With all these current positive attributes, it's easy to see why the company appears to be a value opportunity rather than a value trap. However, there are clearly important issues as pointed out by the bears that have yet to be addressed.
The Bear Case
Much of the bear case against Western Union revolves around the fact that competition for money transfer services has become more technologically advanced and is outpacing that of Western Union's advancements. When the bulls point out that Western Union's customer base is made up of individuals that do not have internet access or other means of using technology driven money transfer systems, the bears respond with statistics on the growth of technology and continuing increase global access to internet and other technology.
Here's why the bear case makes sense.
85% of all Consumer-to-Consumer transfers through Western Union originate or end up in the U.S. Since the early 2000s, more and more Americans, even those with little means, have been gaining access to personal computers and the internet. Further, as smart phones become cheaper and availability increases, consumers will have access to online and mobile payment services through these devices. The convenience of online money transfers through PayPal and other service providers will overtake Western Unions brick-and-mortar sales model.
A recent Pew Internet report estimated that 85% of U.S. adults use the internet. And of the 91% of adults with cell phones, 56% are smartphones. In addition, internet usage in North America grew from 108 million users in 2000 to more than 273 million in 2012, a 153% increase. Further, a recent U.S. Census report indicated that internet access for Hispanics in the U.S., typically the lowest group with internet services, more than doubled from 2000-2011. It is clear that access to internet services, and therefore easier and cheaper money transfer services, is becoming more prevalent at a very fast pace in the U.S. This could ultimately have detrimental effects on Western Union's business if the company is not able to compete with market leader PayPal and close contenders in Google, banks, and other payment services companies.
But what about the recipients in other countries that do not have the same mobile and internet access opportunities as those in the U.S.? Western Union bulls argue that the slow pace of internet adoption and access in other countries will still require U.S. money senders and recipients to use Western Union since the counterparty may not have access to technology. The trends covering internet access in other countries may be slower than the U.S., but they are well on the way to catching up.

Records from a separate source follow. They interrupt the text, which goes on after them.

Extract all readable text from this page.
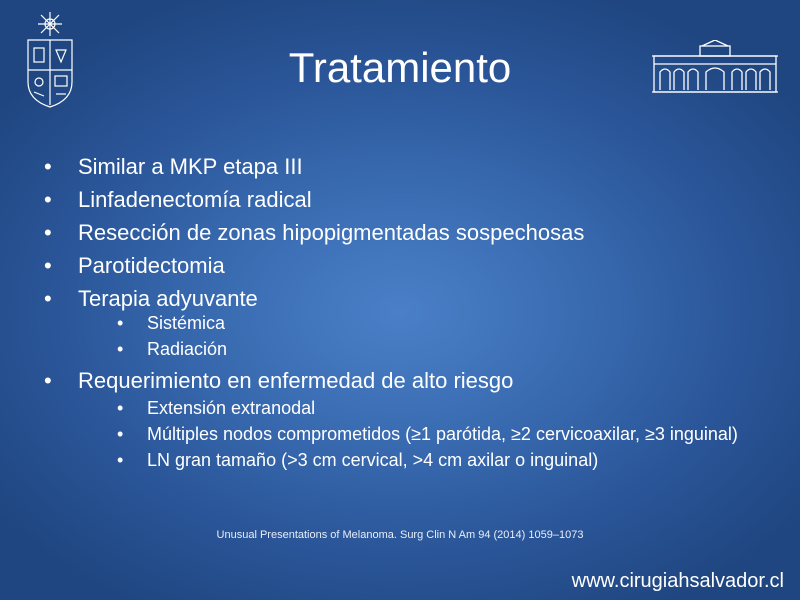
Tratamiento
• Similar a MKP etapa III
• Linfadenectomía radical
• Resección de zonas hipopigmentadas sospechosas
• Parotidectomia
• Terapia adyuvante
• Sistémica
• Radiación
• Requerimiento en enfermedad de alto riesgo
• Extensión extranodal
• Múltiples nodos comprometidos (≥1 parótida, ≥2 cervicoaxilar, ≥3 inguinal)
• LN gran tamaño (>3 cm cervical, >4 cm axilar o inguinal)
Unusual Presentations of Melanoma. Surg Clin N Am 94 (2014) 1059–1073
www.cirugiahsalvador.cl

It is clear to see that while North America leads the way in internet penetration, the rest of the world is beginning to gain ground.

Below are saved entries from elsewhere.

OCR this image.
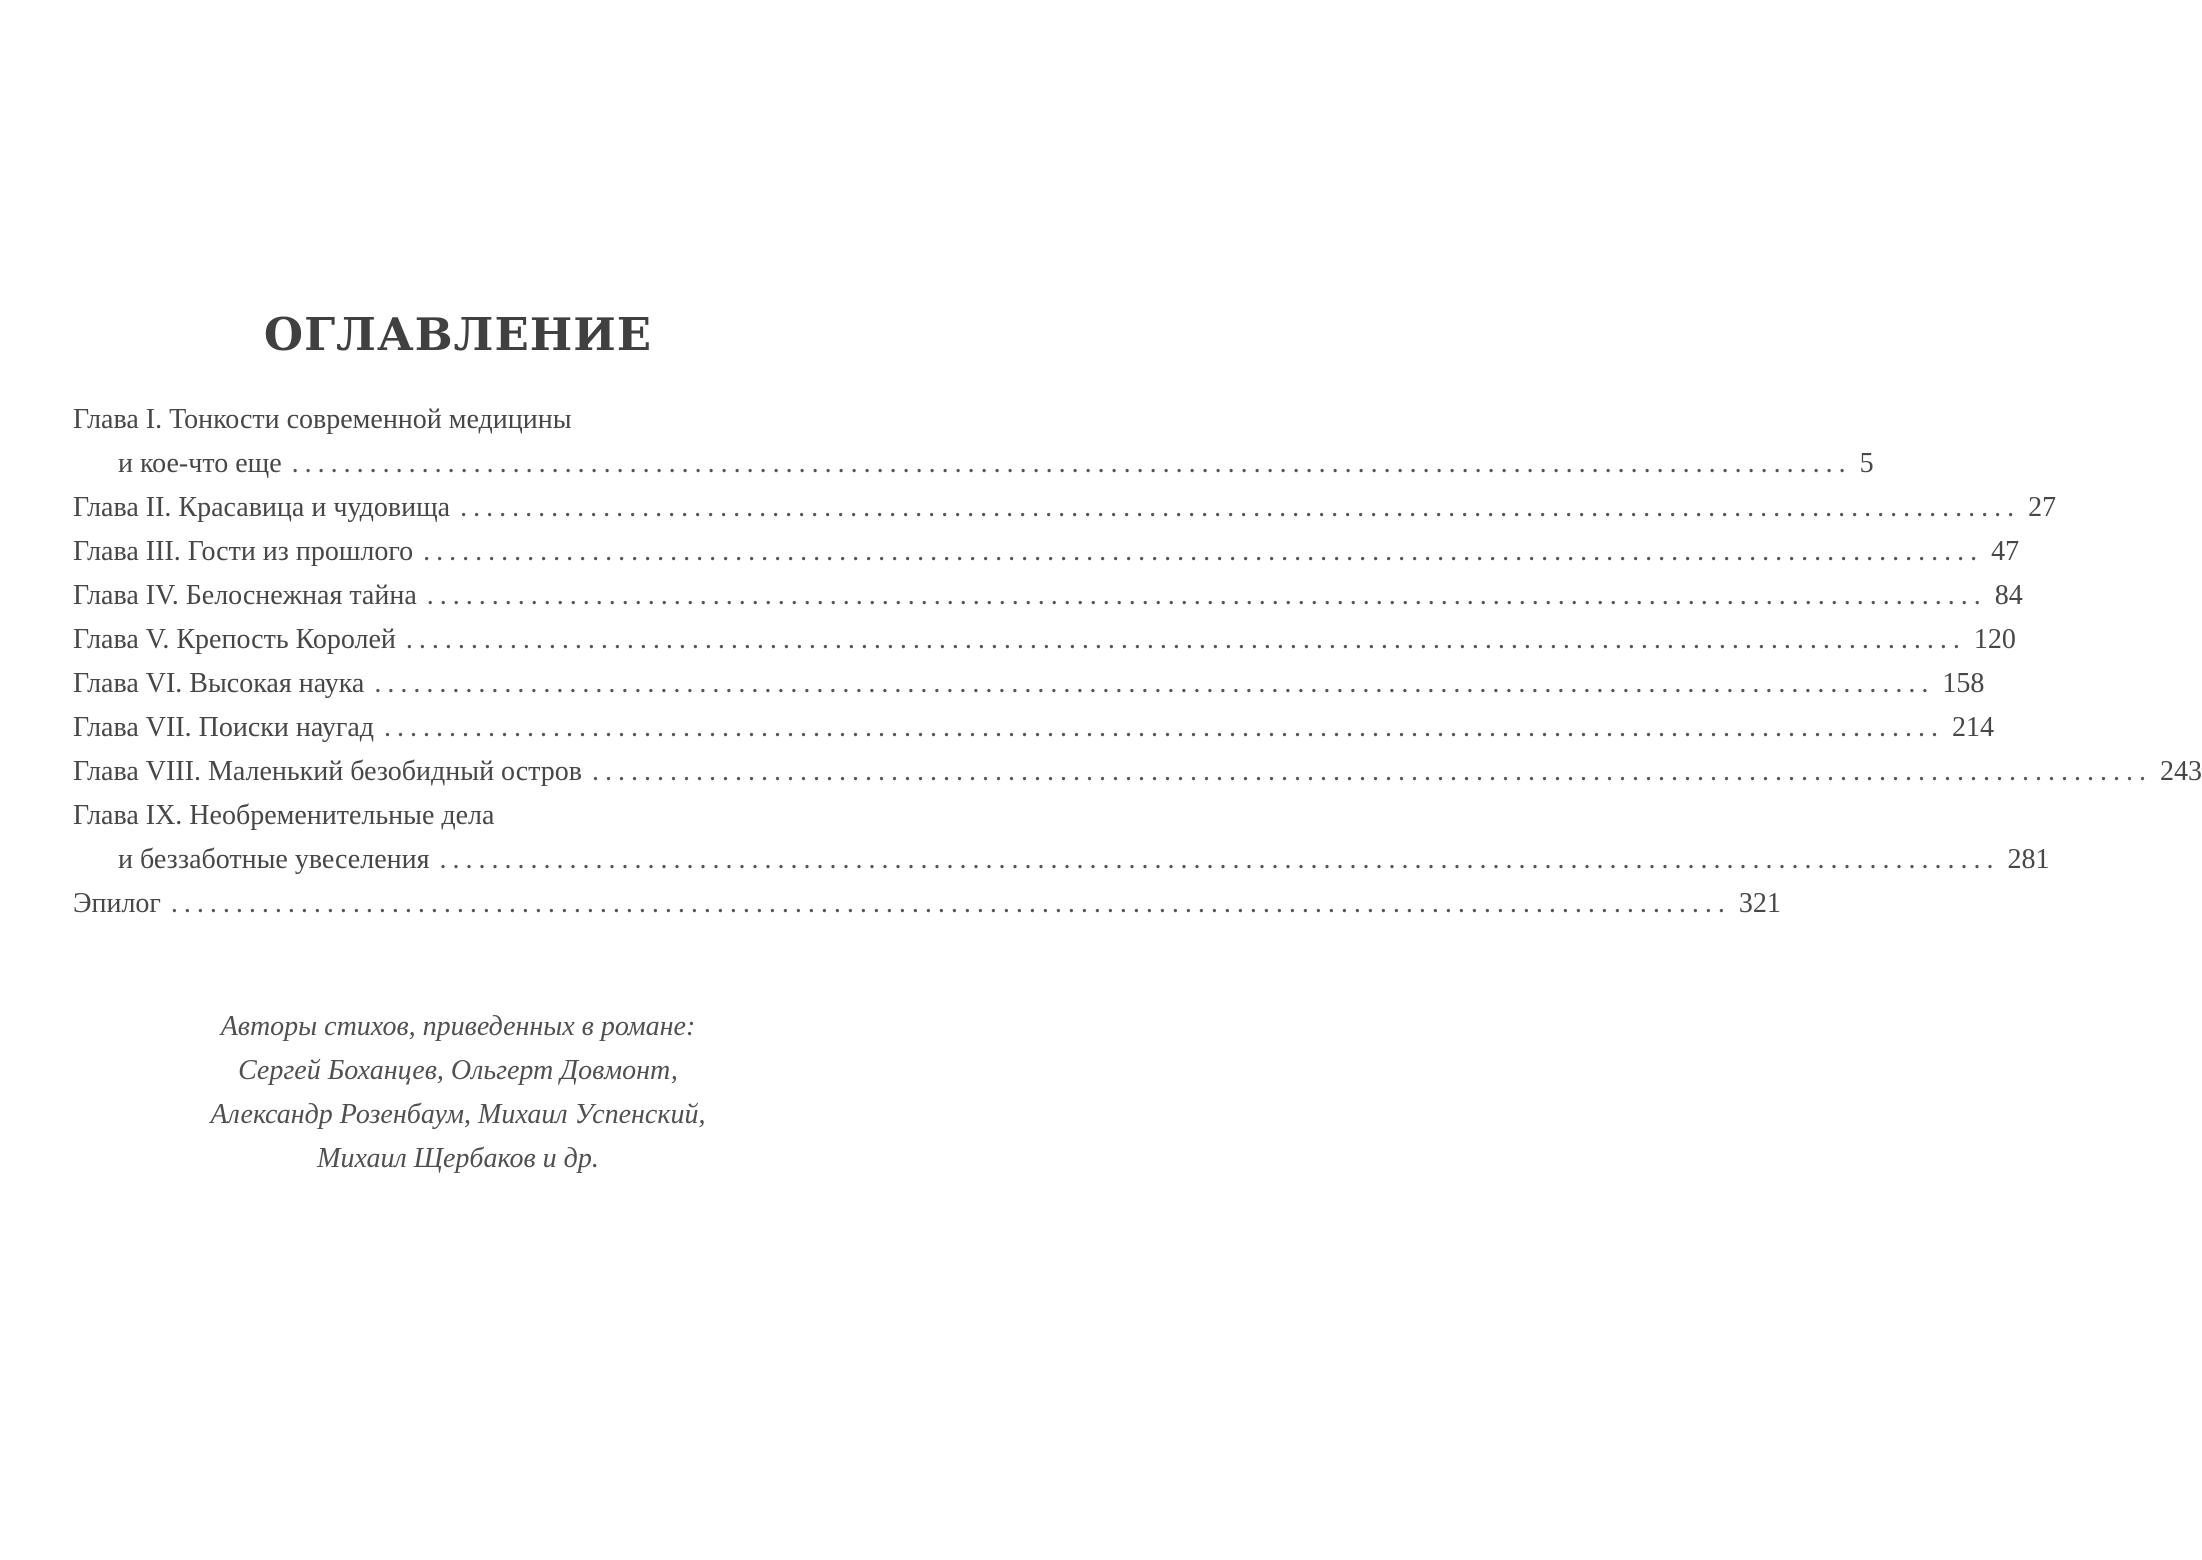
ОГЛАВЛЕНИЕ
Глава I. Тонкости современной медицины
и кое-что еще ........................................................................................................................ 5
Глава II. Красавица и чудовища ........................................................................................................................ 27
Глава III. Гости из прошлого ........................................................................................................................ 47
Глава IV. Белоснежная тайна ........................................................................................................................ 84
Глава V. Крепость Королей ........................................................................................................................ 120
Глава VI. Высокая наука ........................................................................................................................ 158
Глава VII. Поиски наугад ........................................................................................................................ 214
Глава VIII. Маленький безобидный остров ........................................................................................................................ 243
Глава IX. Необременительные дела
и беззаботные увеселения ........................................................................................................................ 281
Эпилог ........................................................................................................................ 321
Авторы стихов, приведенных в романе:
Сергей Боханцев, Ольгерт Довмонт,
Александр Розенбаум, Михаил Успенский,
Михаил Щербаков и др.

A closer look in the table above serves to confirm that, while the rest of the world is behind many of the more developed countries, growth in internet usage is continuing at a rapid pace.
As this trend continues, it may very well become more and more difficult for Western Union to compete with other providers that are already established and own significant market share.
So which is it, Value Opportunity or Value Trap?
The most likely answer is that both are correct. While the die-hard bulls may be underestimating the potential headwinds that could ultimately play out for Western Union, the staunch bears are overlooking the company's merit as a solid opportunity in the short run. This long term trend in technological advances and access to cheaper, easier money transfer methods doesn't change the fact the Western Union will remain profitable and pay a return to shareholders at least in the short run. But the solid performance of the company and potential return to shareholders through dividend growth and potential price appreciation doesn't change the fact that a storm is brewing on the horizon. Whether you are long or short on this opportunity, heed warning that your timing must be right.